La mer, pareille à une nuit, élève jusqu’aux rochers où je suis, d’énormes grises d’écume toute blanche ; il y a dans les flots comme une poitrine qui râle.

En rentrant dans ma case je change de vêtements, les miens étant lourds comme du plomb, étant imbibés d’eau.

Voilà des visites, ce sont tous les jeunes gens mes élèves ; ils ont eu peur qu’il ne nous arrive quelque chose et les voilà.

— Nous avons manqué, disent-ils, être renversés par le vent.

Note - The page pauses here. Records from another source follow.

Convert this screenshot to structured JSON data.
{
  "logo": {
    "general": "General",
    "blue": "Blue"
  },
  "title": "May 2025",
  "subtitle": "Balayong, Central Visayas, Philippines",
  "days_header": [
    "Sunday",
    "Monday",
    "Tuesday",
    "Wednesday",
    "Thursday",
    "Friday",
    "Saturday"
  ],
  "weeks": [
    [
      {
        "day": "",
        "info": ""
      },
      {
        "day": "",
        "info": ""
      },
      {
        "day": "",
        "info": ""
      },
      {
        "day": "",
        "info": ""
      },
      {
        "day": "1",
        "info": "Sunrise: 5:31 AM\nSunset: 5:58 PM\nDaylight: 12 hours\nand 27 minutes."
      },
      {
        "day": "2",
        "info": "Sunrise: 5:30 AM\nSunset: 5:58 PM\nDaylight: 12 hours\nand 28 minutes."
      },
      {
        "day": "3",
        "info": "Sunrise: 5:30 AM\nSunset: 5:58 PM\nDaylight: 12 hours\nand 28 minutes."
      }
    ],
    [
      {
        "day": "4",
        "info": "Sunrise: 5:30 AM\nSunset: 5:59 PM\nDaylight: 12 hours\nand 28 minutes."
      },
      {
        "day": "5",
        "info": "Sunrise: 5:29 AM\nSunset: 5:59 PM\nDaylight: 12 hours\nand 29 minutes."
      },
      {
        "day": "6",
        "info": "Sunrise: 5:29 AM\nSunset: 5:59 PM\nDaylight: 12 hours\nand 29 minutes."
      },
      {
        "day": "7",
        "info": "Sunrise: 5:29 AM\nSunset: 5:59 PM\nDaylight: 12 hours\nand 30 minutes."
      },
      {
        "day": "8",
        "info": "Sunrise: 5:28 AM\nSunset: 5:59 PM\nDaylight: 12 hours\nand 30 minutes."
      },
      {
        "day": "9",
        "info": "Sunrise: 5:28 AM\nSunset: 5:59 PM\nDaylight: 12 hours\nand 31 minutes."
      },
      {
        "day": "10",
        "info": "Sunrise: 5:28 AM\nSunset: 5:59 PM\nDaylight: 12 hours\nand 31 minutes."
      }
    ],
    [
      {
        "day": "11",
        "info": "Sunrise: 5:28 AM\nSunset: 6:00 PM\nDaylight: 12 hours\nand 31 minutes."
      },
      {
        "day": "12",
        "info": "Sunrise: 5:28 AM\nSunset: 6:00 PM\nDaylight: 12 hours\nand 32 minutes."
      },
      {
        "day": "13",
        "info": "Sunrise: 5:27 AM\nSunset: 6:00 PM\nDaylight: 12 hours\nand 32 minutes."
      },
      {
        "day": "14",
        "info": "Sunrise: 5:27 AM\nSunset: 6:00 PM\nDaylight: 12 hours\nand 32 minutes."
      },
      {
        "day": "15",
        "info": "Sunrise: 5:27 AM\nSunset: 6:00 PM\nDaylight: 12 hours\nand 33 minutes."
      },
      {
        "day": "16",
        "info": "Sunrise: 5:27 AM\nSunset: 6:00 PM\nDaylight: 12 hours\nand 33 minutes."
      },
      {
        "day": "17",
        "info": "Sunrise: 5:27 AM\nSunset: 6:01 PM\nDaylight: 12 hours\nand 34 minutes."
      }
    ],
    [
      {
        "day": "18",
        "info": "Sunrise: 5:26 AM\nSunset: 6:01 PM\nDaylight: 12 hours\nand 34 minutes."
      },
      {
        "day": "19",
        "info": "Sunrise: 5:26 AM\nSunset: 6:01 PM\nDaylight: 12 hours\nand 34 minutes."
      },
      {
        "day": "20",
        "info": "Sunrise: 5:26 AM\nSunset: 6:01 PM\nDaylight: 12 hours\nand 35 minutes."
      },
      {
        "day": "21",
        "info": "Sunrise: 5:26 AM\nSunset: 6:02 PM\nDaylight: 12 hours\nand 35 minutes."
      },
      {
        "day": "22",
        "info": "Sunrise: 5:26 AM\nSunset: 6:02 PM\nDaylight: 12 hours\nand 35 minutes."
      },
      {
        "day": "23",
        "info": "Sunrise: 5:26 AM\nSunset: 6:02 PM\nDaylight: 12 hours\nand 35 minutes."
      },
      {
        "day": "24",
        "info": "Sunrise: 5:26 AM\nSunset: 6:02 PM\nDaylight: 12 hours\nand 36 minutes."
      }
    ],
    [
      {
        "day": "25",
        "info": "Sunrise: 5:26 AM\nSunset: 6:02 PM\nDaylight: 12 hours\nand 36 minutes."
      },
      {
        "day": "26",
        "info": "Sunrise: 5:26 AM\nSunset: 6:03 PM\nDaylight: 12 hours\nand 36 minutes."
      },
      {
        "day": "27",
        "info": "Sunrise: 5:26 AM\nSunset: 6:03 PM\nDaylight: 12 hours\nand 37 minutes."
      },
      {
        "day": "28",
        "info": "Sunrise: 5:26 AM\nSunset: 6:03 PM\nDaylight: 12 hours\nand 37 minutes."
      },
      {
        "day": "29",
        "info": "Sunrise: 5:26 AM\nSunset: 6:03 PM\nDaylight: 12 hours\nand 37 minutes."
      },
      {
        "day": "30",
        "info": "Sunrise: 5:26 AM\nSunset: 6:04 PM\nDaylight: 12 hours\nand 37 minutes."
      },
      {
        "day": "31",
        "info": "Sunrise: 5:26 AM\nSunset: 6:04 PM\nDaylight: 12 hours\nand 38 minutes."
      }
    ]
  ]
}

— J’en sais quelque chose.

Ah ! si pour le radeau j’avais pensé plutôt à ces jeunes gens-là ; si le titre de capitaine au long cours ne m’avait pas éblouie ! comme s’il y avait à diriger quelque chose par le cyclone ! Il n’y a qu’à s’y livrer !

Ce sont ceux-là qui auraient bien trouvé ce qu’il fallait et nous aurions tenté le sort.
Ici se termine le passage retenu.